Like many states, Washington disfranchises people convicted of felonies. But what makes Washington exceptional is the presence of substantial racial bias in Washington's criminal justice system. The key fact in this case, one that the state has never denied, is that racial minorities are treated differently than are similarly situated whites at every stage of Washington's criminal justice system -- from stops and arrests, to charging and prosecution, to sentencing and incarceration. 
 
African Americans, Latinos and Native Americans represent only 12 percent of Washington's population, but they constitute 36 percent of the state's incarcerated population. Even after controlling for variables such as seriousness of offense, defendants' criminal histories and various aggravating factors (for example, the use of a weapon in the commission of a crime), there are substantial racial disparities evident in Washington's criminal justice system that can be explained only by systemic racial discrimination:
 
* Racial profiling. Native Americans are more than twice as likely as whites to be searched, while blacks and Latinos are, respectively, 70 percent and 50 percent more likely than whites to be searched. 
 
* Prosecution. In King County, where Seattle is located, whites who are arrested are significantly less likely to have charges filed against them than are minority arrestees.
 
* Length of confinement. A statistical analysis revealed that prosecutors recommend that black defendants spend approximately 50 percent more time in prison than white defendants convicted of the exact same crime. In addition, black defendants are 75 percent less likely than whites to be recommended for an alternative, non-incarceration sentence. These differences persist, even when factors such as the criminal history of the offender are taken into account. 
 
* Incarceration. A black person in Washington is more than nine times more likely to be in prison than a white person. This disparity can be attributed in part to crime rates, but only a small part.
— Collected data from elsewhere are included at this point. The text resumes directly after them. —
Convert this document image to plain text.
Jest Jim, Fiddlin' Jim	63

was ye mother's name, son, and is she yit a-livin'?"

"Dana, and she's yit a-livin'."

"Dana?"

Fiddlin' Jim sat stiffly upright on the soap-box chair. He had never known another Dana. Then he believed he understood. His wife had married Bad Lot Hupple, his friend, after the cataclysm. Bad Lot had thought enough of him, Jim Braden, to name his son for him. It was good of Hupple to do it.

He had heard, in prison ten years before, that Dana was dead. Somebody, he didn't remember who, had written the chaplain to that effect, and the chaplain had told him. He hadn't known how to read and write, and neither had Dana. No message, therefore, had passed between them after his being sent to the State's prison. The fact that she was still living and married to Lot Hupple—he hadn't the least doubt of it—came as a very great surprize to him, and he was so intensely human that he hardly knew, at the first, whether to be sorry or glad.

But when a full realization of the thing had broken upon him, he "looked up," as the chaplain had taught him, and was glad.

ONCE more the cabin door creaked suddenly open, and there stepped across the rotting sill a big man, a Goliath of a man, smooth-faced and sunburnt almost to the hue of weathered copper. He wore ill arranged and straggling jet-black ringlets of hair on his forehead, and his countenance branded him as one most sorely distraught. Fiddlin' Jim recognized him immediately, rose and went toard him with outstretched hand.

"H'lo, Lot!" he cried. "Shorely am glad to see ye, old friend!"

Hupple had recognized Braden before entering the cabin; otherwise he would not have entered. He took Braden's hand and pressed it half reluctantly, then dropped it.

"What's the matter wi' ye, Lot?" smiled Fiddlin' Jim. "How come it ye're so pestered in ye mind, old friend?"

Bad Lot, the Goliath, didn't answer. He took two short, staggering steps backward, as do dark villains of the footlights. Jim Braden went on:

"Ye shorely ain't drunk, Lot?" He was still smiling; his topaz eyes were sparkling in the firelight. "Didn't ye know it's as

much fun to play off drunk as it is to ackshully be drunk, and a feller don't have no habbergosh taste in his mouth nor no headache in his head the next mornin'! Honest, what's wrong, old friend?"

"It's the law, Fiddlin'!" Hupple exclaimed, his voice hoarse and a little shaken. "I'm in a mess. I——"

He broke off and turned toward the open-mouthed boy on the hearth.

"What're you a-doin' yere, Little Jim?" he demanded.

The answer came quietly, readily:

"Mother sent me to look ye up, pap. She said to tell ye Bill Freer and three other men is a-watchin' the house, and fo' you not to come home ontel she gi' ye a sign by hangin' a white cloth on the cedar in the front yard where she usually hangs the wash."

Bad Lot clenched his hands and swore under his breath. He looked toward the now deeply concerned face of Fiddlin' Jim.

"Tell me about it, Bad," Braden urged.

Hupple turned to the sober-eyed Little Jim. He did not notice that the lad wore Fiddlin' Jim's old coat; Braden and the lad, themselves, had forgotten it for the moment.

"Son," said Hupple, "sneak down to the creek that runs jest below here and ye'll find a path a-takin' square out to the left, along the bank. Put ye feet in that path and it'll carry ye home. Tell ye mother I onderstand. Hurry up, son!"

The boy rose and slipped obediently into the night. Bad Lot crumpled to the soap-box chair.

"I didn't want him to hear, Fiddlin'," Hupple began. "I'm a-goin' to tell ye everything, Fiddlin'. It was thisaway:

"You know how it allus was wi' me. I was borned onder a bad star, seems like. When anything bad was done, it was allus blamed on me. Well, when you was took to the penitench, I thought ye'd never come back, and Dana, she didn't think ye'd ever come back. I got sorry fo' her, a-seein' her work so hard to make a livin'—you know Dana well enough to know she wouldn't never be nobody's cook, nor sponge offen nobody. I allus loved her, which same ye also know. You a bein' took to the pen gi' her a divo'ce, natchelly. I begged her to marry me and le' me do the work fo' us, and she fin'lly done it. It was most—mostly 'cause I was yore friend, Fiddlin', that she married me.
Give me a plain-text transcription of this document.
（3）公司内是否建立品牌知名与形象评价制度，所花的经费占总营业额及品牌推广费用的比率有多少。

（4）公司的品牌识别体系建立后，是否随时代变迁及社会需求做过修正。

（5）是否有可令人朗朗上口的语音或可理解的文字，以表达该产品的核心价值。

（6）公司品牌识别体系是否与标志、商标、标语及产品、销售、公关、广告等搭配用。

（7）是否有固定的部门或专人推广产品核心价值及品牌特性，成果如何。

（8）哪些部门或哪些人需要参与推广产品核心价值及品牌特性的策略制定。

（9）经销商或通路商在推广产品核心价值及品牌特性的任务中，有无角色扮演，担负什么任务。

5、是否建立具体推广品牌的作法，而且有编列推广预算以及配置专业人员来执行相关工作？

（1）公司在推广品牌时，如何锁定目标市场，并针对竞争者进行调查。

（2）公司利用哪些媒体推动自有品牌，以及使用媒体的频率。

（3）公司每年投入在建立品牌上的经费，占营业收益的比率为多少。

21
The ratio of black-to-white arrests for violent offenses (which are the crimes involving the least amount of police and prosecutorial discretion) is only 3.72 to 1. In other words, differences in rates of criminal activity cannot account for the vast racial disparities in incarceration rates.
 
The trial judge hearing this case wrote that the record demonstrated "uncontested," "compelling" and "persuasive" evidence of racial bias, and concluded that there could be "no doubt that members of racial minorities have experienced discrimination in Washington's criminal justice system." 
 
As early as the 1980s, the Washington State Legislature was aware that Washington led the nation in racially disproportionate incarceration rates, having commissioned its own study on these issues. The state of Washington did not contest any of these facts before the trial court. 
 
The federal Voting Rights Act provides that a state may not deny its citizens the right to vote on the basis of race. Washington, however, strips the right to vote from people upon conviction of a felony, despite knowing that the process that leads to those convictions is tainted by racial discrimination.
 
The plaintiffs in this lawsuit have never objected to the right of states to disfranchise individuals for certain criminal offenses. Nor have they argued that racially disproportionate outcomes are, by themselves, enough to demonstrate a violation of federal law. 
 
But what the evidence shows is that the racial disparities in Washington's criminal justice system do not reflect actual rates of participation in criminal activity, but rather are attributable to racial bias. As a panel of the Federal Court of Appeals concluded earlier this year, the Voting Rights Act "demands that such racial discrimination not spread to the ballot box." The 9th Circuit should affirm this basic principle: that racial discrimination should play no role in determining who may exercise the most precious right that a citizen has in our democracy.
 
John Payton is director-counsel of the NAACP Legal Defense and Educational Fund (LDF). LDF and University Legal Assistance at Gonzaga School of Law represent the plaintiffs in Farrakhan v. Gregoire.